Image of Inspiration4 mission commercial astronaut

The increased accessibility of commercial and private spaceflight travel has made it imperative to understand the short- and long-term effects of space stressors on human health. The 2021 SpaceX Inspiration4 (I4) mission, which was a privately chartered spaceflight, was the first mission to be crewed by only civilian astronauts. The I4 mission collected a comprehensive atlas of both ‘omics and phenotypic biological measurements from the four civilian astronauts, featuring a large body of research led by Professor Christopher Mason from Weill Cornell Medicine, which now provides a wealth of data to characterize the effects of spaceflight on the human body. Prior to this mission, the NASA Twin Study was the most in-depth multi-omics study, where a single astronaut was monitored over 340 days on the International Space Station. However, this study was limited to one astronaut and one ground control. Although the I4 mission lasted only three days, the mission provided a unique opportunity to study how spaceflight affects the human body by:

  • Increasing the sample size of the omics profiles for the crews.
  • Increasing the elevation of the mission (590 km) and thus more radiation risk.
  • Collecting novel sample types (e.g. skin biopsies).
  • Sampling earlier in the mission to discern the first signatures of spaceflight physiology.
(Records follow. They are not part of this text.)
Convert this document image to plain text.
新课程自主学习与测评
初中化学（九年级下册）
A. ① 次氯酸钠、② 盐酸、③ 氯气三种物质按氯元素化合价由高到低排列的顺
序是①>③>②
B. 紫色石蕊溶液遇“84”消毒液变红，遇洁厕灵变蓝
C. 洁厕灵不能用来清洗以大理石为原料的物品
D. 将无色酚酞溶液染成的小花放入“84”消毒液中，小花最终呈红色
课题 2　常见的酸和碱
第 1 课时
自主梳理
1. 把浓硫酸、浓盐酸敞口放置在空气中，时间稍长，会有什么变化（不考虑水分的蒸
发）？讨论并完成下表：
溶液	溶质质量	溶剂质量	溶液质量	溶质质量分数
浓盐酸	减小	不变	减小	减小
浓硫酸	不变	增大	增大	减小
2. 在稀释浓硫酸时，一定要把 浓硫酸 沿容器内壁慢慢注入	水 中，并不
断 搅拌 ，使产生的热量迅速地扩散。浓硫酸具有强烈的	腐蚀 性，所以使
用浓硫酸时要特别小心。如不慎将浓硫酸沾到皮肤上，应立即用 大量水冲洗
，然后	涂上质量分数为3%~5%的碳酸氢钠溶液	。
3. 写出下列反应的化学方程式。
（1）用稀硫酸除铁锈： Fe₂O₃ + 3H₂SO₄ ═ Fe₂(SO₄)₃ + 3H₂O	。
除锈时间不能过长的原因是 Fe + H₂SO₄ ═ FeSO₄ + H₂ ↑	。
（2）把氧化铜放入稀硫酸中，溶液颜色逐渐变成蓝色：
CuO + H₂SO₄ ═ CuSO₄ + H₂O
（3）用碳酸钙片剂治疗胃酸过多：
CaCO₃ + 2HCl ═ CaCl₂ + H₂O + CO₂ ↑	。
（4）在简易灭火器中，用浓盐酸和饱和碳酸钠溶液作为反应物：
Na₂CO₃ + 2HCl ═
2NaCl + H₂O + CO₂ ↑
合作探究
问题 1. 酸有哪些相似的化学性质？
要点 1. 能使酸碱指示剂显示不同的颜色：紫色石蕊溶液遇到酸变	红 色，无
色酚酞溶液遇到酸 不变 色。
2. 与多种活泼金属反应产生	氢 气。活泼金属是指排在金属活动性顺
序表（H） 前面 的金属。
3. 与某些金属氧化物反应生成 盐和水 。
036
Now with increased spaceflight travel from the commercial spaceflight sector, more biological samples can be taken to improve our understanding of how the space environment affects human health.

The NASA Open Science Data Repository (OSDR) provides access to open and FAIR (Findable, Accessible, Interoperable, Reusable) data from spaceflight and space-relevant biological studies from past decades. Most of the prior datasets in the OSDR were based on model organisms (e.g. rodents, worms, and flies) that provided insight to the stressors and hazards spaceflight has on human biology. Now, for the first time, the OSDR hosts processed commercial astronaut data that are publicly available. In order to protect the privacy of the astronauts, processed data are publicly available, while private raw data, including genetic sequence data, will require an application process with a board approval to gain access. This comprehensive study includes whole blood and urine samples, microbial swabs from the crew and the spacecraft cabin, which were collected at different timepoints before, during, and after spaceflight. The open access of these datasets in the NASA OSDR provides a unique opportunity for the scientific community, as well as citizen scientists and students, to continue using OSDR resources to further unlock profound insights into the consequences of space travel on the human body. These datasets are now available so come check them out!

I4 mission data

Click on the OSDR links below to explore the Inspiration4 mission samples collected:

Excited about delving into detailed analyses of how the space environment affects human biology? Then check out the Space Omics and Medical Atlas (SOMA) package, published by Nature Press! Read more for valuable insights and comprehensive findings on this intriguing subject using some of the datasets above! Also, the Mason Lab has released a SOMA Data Portal, where you can browse the I4 data, linked murine data from orthologous genes, and the NASA Twins Study.

Disclosure: Dr. Christopher Mason is an unpaid Board of Director member for BioAstra; he holds equity/stock in Cosmica Inc.; he is a paid consultant for Thorne Research; and he has served as a Speaker-Lecturer for WorldQuant LLC.